I must be too drunk because I don’t understand a thing about what you’re talking about.
AI bot
AI? Why AI? Why not use a script written in any language like Python?
App permissions
Use a decent custom ROM to control the permissions. That’s it, you can do it now.
TOR-hostility
I hate banks as much as anyone, but they have legal responsibilities and TOR is the worst pain in the ass for them, and easiest thing to block on their end. You can complain about it but it will never change. Also they already have your identity and financial data, there is no need to hide your identity or location from them. Also you can use a VPN most of the time. Why TOR?
they over-collect far more data
Use uBlock Origin, is it not enough?
If a robot harvests
If.
consumers can participate
Consumers don’t care.
TL;DR: use a VPN and uBlock Origin.
AI? Why AI? Why not use a script written in any language like Python?
You tell me. Does python have a library that equates synonymous phrases and patterns in natural languages without AI?
Python is what the researchers used, but they only strictly looked at the standard privacy tables with cells that contain yes, no, or sometimes/depends.
Use a decent custom ROM to control the permissions. That’s it, you can do it now.
You’ve misunderstood. I would never use a bank’s proprietary closed-source spyware exclusively distributed by Google for Google patrons. I envisioned harvesting Exodus Privacy reports to use as input in the assessment of bank’s privacy hostility and abusiveness.
At the same time, the app proposed would obviously not just be for me. Countless boot-licking people are happy to use bank apps. But some may want to know which bank exploits them relatively less. It is not sensible to think all such people have competency to handle custom ROMS. Also, bank apps tend to detect when they are running on a VM or custom ROM and terminate.
I hate banks as much as anyone, but they have legal responsibilities and TOR is the worst pain in the ass for them, and easiest thing to block on their end.
Not my problem.

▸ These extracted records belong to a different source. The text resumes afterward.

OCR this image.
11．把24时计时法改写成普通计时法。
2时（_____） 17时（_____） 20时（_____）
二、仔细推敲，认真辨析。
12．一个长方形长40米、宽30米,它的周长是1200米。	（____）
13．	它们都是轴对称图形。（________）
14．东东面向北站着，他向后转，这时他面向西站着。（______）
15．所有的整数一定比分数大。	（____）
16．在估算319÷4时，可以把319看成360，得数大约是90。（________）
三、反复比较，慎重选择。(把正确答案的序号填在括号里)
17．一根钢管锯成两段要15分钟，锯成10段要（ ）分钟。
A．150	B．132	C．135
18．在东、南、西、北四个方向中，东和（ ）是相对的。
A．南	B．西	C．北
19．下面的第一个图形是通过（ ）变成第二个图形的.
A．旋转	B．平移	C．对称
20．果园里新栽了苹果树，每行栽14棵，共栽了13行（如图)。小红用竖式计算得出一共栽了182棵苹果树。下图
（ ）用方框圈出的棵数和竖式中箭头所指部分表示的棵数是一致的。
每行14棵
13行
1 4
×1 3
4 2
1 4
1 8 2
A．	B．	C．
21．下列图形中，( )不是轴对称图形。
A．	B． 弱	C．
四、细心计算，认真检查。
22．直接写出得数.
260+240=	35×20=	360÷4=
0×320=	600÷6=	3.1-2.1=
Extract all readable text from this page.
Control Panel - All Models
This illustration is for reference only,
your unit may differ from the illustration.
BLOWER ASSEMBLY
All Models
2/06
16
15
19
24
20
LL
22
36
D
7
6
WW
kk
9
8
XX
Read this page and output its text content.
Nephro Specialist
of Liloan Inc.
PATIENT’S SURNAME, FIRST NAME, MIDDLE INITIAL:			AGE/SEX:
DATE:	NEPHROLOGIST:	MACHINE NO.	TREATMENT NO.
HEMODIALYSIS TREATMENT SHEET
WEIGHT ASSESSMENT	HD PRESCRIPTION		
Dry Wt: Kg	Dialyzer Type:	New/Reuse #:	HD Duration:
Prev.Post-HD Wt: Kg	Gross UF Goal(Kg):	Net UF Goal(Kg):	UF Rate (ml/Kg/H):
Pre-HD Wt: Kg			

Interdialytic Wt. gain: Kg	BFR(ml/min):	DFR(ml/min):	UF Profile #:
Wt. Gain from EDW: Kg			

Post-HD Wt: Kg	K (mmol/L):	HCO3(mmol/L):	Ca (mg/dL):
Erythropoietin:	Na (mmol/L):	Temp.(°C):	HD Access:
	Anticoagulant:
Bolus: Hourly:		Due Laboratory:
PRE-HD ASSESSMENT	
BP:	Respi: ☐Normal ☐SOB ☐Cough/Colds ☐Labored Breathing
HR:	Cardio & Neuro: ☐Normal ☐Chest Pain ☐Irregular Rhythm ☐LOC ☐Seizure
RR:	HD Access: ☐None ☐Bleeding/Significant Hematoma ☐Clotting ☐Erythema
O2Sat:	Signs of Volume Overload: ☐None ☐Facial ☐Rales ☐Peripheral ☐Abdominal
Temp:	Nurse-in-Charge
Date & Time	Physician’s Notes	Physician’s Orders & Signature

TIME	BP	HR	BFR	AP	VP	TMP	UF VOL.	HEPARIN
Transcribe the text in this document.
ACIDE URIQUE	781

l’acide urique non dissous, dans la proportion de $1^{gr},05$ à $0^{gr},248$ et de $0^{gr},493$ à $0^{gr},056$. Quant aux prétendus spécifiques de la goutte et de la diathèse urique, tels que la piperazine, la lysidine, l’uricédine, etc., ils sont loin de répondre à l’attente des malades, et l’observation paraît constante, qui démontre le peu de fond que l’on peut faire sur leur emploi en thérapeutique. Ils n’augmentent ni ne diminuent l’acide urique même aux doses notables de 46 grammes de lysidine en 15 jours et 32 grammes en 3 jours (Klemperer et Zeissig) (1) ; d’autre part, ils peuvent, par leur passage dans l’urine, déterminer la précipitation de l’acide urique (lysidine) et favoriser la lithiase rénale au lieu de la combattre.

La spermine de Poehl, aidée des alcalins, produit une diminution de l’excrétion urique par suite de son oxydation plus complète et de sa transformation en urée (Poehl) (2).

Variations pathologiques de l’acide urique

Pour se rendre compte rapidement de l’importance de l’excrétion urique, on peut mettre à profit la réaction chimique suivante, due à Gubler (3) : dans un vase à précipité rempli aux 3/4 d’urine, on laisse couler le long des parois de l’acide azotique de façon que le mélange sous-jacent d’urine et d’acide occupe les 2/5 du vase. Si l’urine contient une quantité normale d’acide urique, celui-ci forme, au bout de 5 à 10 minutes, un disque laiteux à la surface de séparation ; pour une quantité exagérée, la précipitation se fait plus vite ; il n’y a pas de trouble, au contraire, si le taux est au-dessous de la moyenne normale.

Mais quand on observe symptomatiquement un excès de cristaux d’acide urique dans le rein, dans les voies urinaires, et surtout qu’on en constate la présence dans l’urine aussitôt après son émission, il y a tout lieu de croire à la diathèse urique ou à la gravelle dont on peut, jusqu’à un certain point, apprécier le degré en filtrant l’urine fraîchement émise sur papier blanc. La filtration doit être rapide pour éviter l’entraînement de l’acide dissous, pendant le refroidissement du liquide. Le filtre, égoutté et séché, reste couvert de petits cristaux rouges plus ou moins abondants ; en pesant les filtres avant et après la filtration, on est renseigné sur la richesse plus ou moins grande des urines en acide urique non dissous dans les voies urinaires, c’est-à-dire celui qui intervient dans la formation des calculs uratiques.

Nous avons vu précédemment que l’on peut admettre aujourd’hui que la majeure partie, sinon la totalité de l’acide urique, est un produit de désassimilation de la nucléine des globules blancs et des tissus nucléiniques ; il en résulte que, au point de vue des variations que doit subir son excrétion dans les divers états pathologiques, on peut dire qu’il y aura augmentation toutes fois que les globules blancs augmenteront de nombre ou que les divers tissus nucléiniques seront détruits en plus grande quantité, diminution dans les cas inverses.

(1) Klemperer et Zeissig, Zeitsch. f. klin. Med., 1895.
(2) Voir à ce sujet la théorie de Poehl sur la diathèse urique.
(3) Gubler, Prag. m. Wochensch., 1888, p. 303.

The banks staffed by those with a higher level of competency to handle Tor users should get praise and recognition. What are you claiming is the benefit to the app ignoring the Tor accessibility factor?
You can complain about it but it will never change.
Exactly why the app should look for it. Complaints are useless. Vote with your feet and switch to a bank that has their shit together. Money talks.
Also they already have your identity and financial data, there is no need to hide your identity or location from them.
Nonsense. They potentially¹ have customers’ residential address, not their realtime geolocation at every login. And your ISP does not know where you bank unless you are foolish enough to access your bank from home over clearnet. Note that Trump has ensured that ISPs do not need your consent to collect and sell that data. So today under Trump an ISP can sell where you bank to prospective debt collectors, for example.
¹ E.g. in the US, they need an address, not necessarily a residential address. A homeless person can legally open a bank account using a family member’s address, for example.
Also you can use a VPN most of the time. Why TOR?
Cloudflare treats VPNs with the same hostility as Tor. VPNs also require trust that Tor does not.
Use uBlock Origin, is it not enough?
When your bank asks you for income info face to face, uBlock Origin cannot protect you.
Consumers don’t care.
The app would not be for all consumers. The app can only serve the small minority of consumers who care about privacy. I’m fine with that.